BELGIQUE | dimanche 29 janvier 2012 à 14h57

  • La grève de ce lundi était évidemment au centre des débats de Mise au Point ce dimanche midi. À quelques heures de ce rendez-vous, les syndicats défendent le mouvement, les politiques le comprennent et le patronat l'attaque. Comme souvent. Une seule chose est certaine: le gouvernement, qui devra prochainement trouver des dizaines de millions, ne touchera pas à l'index. Pas sûr que cela suffise à calmer les esprits.

    La grève générale paralysera le pays ce lundi. Un mouvement légitime ou irresponsable ? Les avis divergent. Sur le plateau de Mise au Point ce dimanche midi, les syndicats ont expliqué vouloir simplement faire entendre leur voix et s’opposer aux mesures d’austérité planifiées par le nouveau gouvernement.

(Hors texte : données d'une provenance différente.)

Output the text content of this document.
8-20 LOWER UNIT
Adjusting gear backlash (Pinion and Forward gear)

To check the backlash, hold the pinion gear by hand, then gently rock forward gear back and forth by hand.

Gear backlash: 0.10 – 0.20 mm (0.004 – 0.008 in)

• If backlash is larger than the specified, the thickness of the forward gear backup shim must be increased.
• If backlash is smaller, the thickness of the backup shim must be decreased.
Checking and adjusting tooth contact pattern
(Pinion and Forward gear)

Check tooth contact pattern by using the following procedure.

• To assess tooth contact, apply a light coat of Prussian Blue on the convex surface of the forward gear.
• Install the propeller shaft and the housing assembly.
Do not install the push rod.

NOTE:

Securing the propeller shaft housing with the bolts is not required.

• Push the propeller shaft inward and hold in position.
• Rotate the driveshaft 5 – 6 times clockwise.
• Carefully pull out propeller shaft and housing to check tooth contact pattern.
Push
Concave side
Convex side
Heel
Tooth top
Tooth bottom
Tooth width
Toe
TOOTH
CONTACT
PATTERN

    "L’austérité, ce n’est pas la solution, l’austérité, c’est le problème", assène d’entrée Anne Demelenne. Et la responsable de la FGTB de prendre pour exemples d’autres pays européens (comme le Royaume-Uni) dans lesquels les mesures d’austérité n’auraient fait qu’aggraver la situation. "Ceux qui pensent que l’austérité va nous permettre, à terme, de redémarrer et de faire en sorte de relancer l’économie se trompent", annonce celle qui estime que "la grève est inévitable".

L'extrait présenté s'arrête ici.